Eg function calls in assembler may use registers to pass arguments and don't need to create unnecessary stack frames, but a good compiler can do this as well (think inlining or fastcall). The downside of using assembler is that better performing algorithms are harder to implement (think linear search vs. binary seach, hashtable lookup, ...).
Doing much better than C++ is mostly going to be about making the compiler understand what the programmer means. An example of this might be an instance where a compiler of any language infers that a region of code is independent of its inputs and just computes the result value at compile time.
Another example of this is how C# produces some very high performance code simply because the compiler knows what particular incantations 'mean' and can cleverly use the implementation that produces the highest performance, where a transliteration of the same program into C++ results in needless alloc/delete cycles (hidden by templates) because the compiler is handling the general case instead of the particular case this piece of code is giving.
A final example might be in the Brook/Cuda adaptations of C designed for exotic hardware that isn't so exotic anymore. The language supports the exact primitives (kernel functions) that map to the non von-neuman hardware being compiled for.
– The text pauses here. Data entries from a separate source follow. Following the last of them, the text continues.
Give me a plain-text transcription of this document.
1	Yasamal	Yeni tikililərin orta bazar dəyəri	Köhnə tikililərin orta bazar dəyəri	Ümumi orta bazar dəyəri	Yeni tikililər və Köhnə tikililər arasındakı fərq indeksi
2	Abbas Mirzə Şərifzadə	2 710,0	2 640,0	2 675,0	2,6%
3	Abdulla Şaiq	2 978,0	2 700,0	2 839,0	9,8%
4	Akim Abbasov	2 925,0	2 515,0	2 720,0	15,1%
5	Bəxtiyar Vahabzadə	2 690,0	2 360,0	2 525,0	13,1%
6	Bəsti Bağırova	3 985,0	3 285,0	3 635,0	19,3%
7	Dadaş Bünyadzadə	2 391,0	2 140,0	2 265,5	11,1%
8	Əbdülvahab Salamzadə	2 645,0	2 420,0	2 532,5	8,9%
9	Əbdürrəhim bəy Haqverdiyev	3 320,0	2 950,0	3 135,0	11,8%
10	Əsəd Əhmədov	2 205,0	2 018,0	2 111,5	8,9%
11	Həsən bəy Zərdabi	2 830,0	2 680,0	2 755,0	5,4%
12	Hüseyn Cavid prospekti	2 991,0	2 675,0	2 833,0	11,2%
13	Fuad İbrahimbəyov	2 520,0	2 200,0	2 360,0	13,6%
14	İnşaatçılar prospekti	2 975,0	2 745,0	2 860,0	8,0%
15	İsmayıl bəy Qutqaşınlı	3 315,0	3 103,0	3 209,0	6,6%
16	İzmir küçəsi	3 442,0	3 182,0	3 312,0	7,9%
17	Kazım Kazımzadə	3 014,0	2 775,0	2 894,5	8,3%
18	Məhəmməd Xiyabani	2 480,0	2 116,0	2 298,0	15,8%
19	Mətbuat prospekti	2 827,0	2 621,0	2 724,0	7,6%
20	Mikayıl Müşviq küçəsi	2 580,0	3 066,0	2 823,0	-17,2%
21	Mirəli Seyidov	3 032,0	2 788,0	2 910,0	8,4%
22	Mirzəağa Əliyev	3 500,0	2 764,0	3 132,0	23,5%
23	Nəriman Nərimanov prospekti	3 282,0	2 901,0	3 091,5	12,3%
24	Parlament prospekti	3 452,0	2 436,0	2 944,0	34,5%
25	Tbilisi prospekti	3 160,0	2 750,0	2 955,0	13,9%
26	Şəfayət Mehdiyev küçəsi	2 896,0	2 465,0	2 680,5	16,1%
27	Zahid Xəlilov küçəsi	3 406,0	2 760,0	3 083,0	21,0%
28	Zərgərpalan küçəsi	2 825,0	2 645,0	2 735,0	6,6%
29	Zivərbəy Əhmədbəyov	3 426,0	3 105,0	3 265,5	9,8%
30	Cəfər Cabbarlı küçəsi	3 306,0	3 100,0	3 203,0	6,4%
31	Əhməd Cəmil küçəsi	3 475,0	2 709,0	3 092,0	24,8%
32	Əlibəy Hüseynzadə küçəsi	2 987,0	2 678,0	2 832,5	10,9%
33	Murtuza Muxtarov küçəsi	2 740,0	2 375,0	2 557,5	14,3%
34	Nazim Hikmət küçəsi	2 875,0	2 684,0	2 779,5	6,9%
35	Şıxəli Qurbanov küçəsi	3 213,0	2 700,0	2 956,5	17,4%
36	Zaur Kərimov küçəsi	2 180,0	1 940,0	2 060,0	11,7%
Is that why you are using a managed browser? Because it is faster. Or managed OS because it is faster. Nah, hang on, it is the SQL database.. Wait, it must be the game you are playing. Stop, there must be a piece of numerical code Java adn Csharp frankly are useless with. BTW, you have to check what your VM is written it to slag the root language and say it is slow.
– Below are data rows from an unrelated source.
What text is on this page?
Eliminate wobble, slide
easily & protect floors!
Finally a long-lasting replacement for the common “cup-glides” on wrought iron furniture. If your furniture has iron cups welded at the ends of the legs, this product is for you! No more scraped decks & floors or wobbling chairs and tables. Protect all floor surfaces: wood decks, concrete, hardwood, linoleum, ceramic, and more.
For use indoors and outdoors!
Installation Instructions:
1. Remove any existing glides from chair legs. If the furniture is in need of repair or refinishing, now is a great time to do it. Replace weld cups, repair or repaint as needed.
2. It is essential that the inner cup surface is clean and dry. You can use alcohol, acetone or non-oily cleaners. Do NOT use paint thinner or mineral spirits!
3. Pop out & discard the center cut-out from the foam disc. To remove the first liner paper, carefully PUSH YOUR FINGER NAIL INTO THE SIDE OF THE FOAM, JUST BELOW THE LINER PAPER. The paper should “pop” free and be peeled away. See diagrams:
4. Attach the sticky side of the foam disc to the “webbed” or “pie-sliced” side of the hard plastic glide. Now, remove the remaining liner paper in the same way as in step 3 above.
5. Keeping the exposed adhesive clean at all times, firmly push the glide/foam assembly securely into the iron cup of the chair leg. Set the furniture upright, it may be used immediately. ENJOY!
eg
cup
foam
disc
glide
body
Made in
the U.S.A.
What a misconecption, but hey show me a fast managed app so we can all have a laugh. VS? OpenOffice?
Ahh... The good old question - which compiler makes faster code?
It only matters in code that actually spends much time at the bottom of the call stack, i.e. hot spots that don't contain function calls, such as matrix inversion, etc.
(Implied by 1) It only matters in code the compiler actually sees. If your program counter spends all its time in 3rd-party libraries you don't build, it doesn't matter.
In code where it does matter, it all comes down to which compiler makes better ASM, and that's largely a function of how smartly or stupidly the source code is written.
With all these variables, it's hard to distinguish between good compilers.
However, as was said, if you've got a lot of Fortran code to compile, don't re-write it.